Wednesday, January 03, 2007

Excess Profits Tax

NBC reports that the President will announce an escalation in the Iraq War as a remedy for the blood and treasure that he has already squandered. A central theme of the President’s address will be “sacrifice”. Let us take a brief look back at how corporations were asked to sacrifice in previous wars.

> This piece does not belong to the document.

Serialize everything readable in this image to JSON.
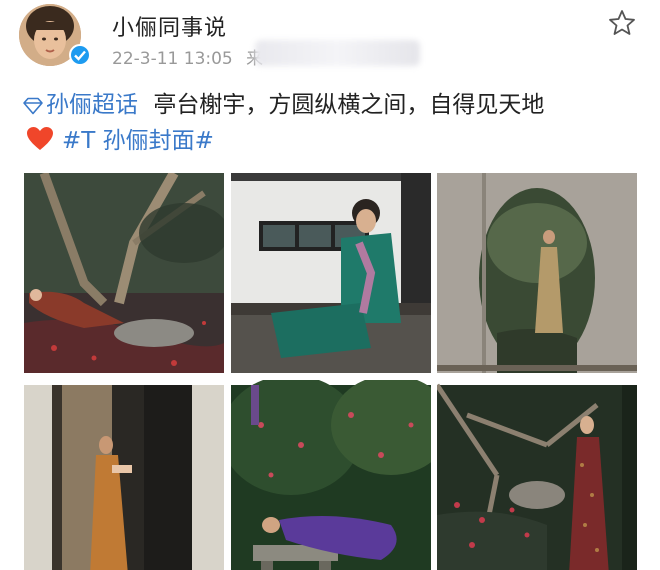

The theory behind an excess profits tax is that profits stemming from war should be taxed at a higher rate than peacetime profits to help cover the added financial obligations of the government waging war. Corporations, like individuals, must sacrifice in a time of crisis. From the Civil War to the Korean War, corporations paid anywhere from 20 percent to 60 percent in additional taxes on profits during war that exceeded their profits during peacetime. For example if, in 1939, ammunition company ABC made 1 million dollars in profits, they paid the normal corporate rate of about 30 percent. Congress enacted the first of four WW II excess profits tax acts in 1940. If ammunition company ABC posted a 10 million dollar profit in 1940, the excess 9 million dollars would be subject to the additional excess profits tax at a rate up to 50 percent. Coupled with the normal corporate rate, this would have meant that ammunition company ABC would have owed an 80 percent tax on 9 million dollars or 7.2 million dollars. By 1943, corporations were effectively paying a 95 percent tax on excess profits.

How long do you think this war would last if such a tax were enacted today?

2 comments:

Anonymous said...

It's quite likely that we went to war in large part because the lack of such a tax made it a workable proposition for KBR et al.

Primer1 said...

Morally bankrupt.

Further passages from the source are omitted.